SAN DIEGO -- A long-term study of dehydroepiandrosterone supplementation in elderly men and women found no effect on body composition, muscle strength or performance, glucose metabolism, or quality of life.

There was a "trend ... of borderline significance" for the effect of the popular supplement on bone mineral density, which was the only positive finding that approached statistical significance in the 2-year study, said K. Sreekumaran Nair, M.D., professor of endocrinology at the Mayo Medical School in Rochester, Minn.

Dr. Nair presented results of one of the few well-designed, long-term studies of dehydroepiandrosterone (DHEA) supplementation at the annual meeting of the Endocrine Society. He noted that levels of DHEA decline with age, and that in rodents, DHEA supplementation has beneficial effects. In humans, however, "There are many conflicting results from many short-term studies."

To provide an objective, long-term perspective, Dr. Nair and associates recruited 120 men and women (mean age, 69 and 70 years, respectively) with low dehydroepiandrosterone sulfate (DHEAS) levels, defined as concentrations below the 15th percentile for normal young adults. In men, bioavailable testosterone was also low, falling more than 1.5 standard deviations below the mean.

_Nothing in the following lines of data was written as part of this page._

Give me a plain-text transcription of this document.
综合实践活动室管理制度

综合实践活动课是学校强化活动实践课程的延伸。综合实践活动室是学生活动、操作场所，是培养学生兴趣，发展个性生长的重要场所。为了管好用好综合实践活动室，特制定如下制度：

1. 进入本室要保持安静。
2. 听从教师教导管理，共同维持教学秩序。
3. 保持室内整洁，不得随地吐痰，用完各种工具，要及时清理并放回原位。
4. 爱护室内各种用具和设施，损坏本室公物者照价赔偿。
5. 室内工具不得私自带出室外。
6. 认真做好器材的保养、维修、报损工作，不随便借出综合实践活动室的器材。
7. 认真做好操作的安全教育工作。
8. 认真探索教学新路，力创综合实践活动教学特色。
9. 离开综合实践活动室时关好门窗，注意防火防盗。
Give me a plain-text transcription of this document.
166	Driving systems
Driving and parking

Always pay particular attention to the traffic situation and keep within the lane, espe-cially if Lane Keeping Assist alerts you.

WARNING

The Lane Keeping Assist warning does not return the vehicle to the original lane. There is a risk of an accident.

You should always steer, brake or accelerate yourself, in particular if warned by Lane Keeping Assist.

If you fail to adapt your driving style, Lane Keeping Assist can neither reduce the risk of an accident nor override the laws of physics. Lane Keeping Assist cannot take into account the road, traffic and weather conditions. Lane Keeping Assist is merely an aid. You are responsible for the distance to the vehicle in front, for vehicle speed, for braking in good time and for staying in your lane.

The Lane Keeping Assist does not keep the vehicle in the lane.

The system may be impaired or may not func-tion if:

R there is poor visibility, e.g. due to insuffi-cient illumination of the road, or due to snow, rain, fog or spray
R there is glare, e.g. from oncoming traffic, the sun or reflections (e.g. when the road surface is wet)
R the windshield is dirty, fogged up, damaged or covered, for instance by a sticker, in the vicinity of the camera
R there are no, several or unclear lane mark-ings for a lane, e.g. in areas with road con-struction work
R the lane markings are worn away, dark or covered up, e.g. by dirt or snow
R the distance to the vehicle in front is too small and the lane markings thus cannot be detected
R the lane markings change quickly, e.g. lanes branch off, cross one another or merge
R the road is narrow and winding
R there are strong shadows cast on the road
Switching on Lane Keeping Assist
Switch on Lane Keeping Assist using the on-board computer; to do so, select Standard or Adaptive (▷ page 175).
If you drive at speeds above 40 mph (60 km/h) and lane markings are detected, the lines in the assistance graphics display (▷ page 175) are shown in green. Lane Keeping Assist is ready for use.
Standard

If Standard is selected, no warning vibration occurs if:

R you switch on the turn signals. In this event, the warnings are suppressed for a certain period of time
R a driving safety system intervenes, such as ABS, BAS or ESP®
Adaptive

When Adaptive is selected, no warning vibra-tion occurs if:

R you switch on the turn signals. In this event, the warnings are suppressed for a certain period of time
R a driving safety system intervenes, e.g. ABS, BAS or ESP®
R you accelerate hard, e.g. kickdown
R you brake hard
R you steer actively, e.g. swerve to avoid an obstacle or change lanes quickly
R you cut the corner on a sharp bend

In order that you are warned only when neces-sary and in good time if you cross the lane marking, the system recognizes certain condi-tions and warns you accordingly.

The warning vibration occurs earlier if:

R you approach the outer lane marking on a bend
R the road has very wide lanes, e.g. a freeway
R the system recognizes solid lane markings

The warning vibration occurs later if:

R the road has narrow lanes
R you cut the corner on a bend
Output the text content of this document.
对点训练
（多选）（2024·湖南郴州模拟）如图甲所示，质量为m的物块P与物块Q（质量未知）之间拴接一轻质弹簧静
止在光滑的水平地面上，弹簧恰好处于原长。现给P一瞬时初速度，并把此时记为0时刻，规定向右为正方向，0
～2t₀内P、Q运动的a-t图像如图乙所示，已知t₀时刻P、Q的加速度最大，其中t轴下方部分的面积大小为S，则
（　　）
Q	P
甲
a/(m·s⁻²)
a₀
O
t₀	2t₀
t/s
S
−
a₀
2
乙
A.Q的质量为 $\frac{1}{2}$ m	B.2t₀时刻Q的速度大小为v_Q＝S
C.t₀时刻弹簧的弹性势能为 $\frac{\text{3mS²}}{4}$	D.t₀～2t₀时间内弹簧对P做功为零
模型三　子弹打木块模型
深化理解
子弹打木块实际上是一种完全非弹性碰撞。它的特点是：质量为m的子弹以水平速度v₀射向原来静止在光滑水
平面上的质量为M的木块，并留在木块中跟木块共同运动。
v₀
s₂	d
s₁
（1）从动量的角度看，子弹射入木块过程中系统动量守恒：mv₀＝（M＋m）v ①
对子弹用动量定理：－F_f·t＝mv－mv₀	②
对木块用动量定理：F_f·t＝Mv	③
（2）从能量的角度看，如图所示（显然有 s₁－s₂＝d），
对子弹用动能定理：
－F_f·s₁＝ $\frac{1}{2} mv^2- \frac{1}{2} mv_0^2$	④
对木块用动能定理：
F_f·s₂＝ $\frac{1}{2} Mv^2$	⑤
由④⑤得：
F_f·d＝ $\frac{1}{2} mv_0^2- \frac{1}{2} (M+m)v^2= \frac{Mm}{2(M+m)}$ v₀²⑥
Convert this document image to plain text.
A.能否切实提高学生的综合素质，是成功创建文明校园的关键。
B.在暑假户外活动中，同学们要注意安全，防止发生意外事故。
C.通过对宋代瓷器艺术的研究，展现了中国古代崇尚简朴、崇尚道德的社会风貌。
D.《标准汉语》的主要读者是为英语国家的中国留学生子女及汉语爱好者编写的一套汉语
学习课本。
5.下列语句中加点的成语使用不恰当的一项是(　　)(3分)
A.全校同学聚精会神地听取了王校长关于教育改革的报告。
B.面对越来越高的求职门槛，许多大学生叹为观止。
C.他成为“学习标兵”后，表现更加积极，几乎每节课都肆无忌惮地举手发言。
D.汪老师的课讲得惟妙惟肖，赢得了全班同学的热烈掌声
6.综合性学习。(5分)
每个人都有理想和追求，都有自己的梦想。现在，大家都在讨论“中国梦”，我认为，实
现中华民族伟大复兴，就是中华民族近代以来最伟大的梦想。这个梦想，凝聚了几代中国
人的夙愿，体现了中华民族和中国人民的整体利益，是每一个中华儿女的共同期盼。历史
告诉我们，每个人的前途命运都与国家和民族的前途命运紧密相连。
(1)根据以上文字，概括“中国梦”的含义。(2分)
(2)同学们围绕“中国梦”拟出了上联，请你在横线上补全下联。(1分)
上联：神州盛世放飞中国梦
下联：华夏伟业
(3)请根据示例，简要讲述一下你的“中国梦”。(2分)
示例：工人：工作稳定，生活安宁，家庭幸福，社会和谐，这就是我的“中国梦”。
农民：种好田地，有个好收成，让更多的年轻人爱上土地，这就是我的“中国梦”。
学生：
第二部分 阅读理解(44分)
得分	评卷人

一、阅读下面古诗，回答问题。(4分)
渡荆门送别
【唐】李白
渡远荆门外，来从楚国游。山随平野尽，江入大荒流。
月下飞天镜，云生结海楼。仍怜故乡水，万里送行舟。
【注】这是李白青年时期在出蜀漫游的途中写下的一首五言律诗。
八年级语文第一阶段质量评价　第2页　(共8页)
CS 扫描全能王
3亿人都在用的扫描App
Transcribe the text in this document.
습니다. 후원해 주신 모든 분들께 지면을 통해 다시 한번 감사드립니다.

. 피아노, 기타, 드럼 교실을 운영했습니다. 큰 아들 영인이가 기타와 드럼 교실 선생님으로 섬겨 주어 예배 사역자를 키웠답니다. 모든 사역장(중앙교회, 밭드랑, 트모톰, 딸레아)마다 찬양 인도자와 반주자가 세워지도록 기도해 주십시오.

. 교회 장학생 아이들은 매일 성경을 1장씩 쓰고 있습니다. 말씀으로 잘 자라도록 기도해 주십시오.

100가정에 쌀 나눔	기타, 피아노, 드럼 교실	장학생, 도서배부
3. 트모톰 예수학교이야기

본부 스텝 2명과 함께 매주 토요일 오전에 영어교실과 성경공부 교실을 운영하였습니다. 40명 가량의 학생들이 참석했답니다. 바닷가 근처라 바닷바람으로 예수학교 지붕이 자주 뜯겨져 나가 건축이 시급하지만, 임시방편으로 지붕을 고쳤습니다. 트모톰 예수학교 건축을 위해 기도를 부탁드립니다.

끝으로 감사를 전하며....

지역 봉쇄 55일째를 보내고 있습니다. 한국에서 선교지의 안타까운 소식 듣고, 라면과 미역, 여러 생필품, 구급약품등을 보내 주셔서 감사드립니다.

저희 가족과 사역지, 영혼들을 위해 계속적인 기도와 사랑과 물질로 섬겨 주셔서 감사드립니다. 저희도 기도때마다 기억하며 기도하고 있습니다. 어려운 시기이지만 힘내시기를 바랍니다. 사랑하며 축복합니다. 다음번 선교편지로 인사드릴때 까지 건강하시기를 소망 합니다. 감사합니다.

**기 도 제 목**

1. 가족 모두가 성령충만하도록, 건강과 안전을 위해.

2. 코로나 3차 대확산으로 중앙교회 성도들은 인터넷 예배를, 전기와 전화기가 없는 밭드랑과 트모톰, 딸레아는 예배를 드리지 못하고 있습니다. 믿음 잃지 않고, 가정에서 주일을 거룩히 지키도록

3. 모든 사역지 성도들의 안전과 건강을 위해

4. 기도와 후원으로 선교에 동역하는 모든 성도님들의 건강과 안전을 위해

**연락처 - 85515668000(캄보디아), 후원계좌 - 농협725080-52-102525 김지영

Eligible participants were randomized to receive supplemental DHEA (50 mg/day for women and 75 mg/day for men) or placebo for 20-24 months.

As expected, individuals taking DHEA had significant increases in DHEAS levels. Estradiol levels also rose significantly in both women and men taking DHEA. In women only, testosterone levels increased significantly, from a mean 30 ng/dL to a mean 45 ng/dL.

At enrollment and upon completion of the study, researchers conducted a wide variety of tests to identify any potential changes in muscle function, fat distribution, and carbohydrate metabolism. These tests included maximum oxygen consumption, chest press, isometric and double-knee extension, thigh muscle mass by single-slice CT, and fat-free mass by DXA to evaluate muscle function, ratio of visceral to total fat to characterize fat distribution, and fasting glucose and insulin for carbohydrate metabolism. Also measured was bone mineral density at the L2-L4 spine, femoral neck, total hip, distal radius, and ultradistal radius.

Quality of life was assessed by using both physical and mental competency scores.

Dr. Nair ticked through the results methodically, demonstrating "no difference at all" in subjects taking DHEA vs. placebo on myriad measures.

"Body fat-free mass? The same story," he said at one point.

Bone mineral density did improve slightly in subjects taking DHEA, compared with those taking placebo, mainly due to a 5.7% relative increase in ultradistal forearm BMD in women and a 2.6% relative increase in femur neck BMD in men. But Dr. Nair characterized the overall trend in BMD as "weak" evidence of DHEA's effectiveness.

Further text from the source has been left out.